P.S. — Considering what our military has done and continues to do to Afghanistan’s and Iraq’s civilians, I don’t want to join in the grossly narcissistic ‘our poor troops’ outpouring of recent days; however, two comments from WINTER SOLDIER ON THE HILL are relevant to that, so I will add them here:

Sergio Kochergin:

When we all come back from Iraq and we seek help from our command, they call us weak and cowards.
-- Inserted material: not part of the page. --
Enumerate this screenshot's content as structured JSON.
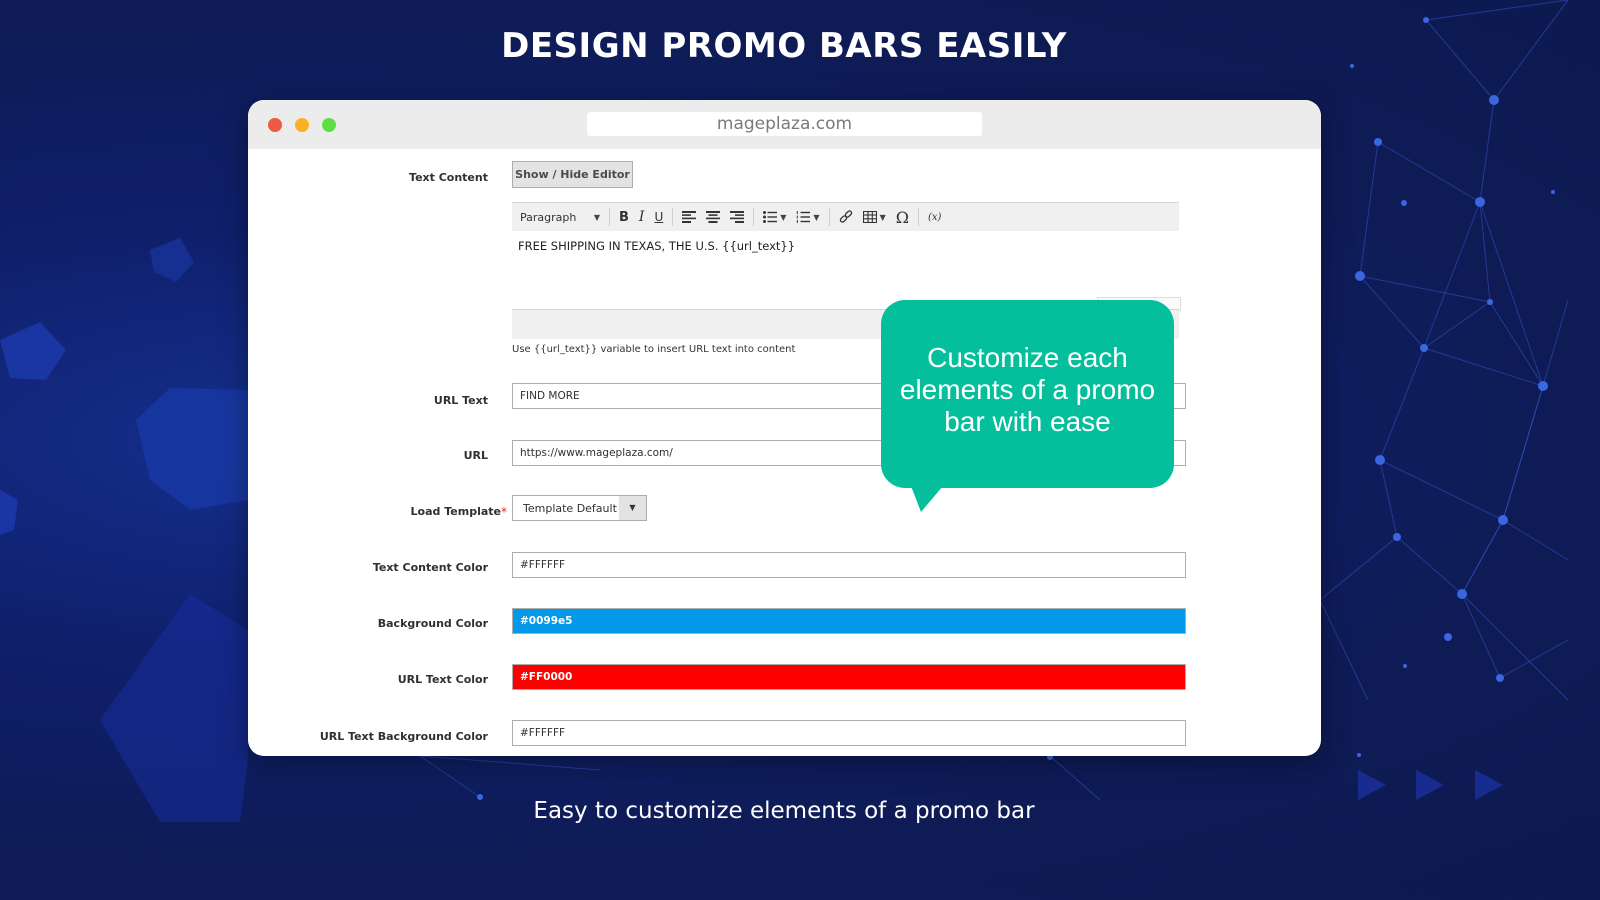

The lines for psychologists are almost a year long, and the only thing that can help us is the alcohol and the prescription pills that are given out to us like candy to keep us down, because it seems like doctors don’t want to do their job and they just don’t care.

Adam Kokesh:

If I may just comment on your earlier remarks about veterans issues, when the military is struggling so desperately as it is right now to meet manpower requirements and threatening members with stop loss of over 120,000 and an untold more with involuntary extension, it is in the interest of those who wish this occupation to continue to make life difficult for veterans because they don’t want people to think that when they get out of the military, they will be taken care of, and they want to do everything in their power to increase the dependency that service members have on the military.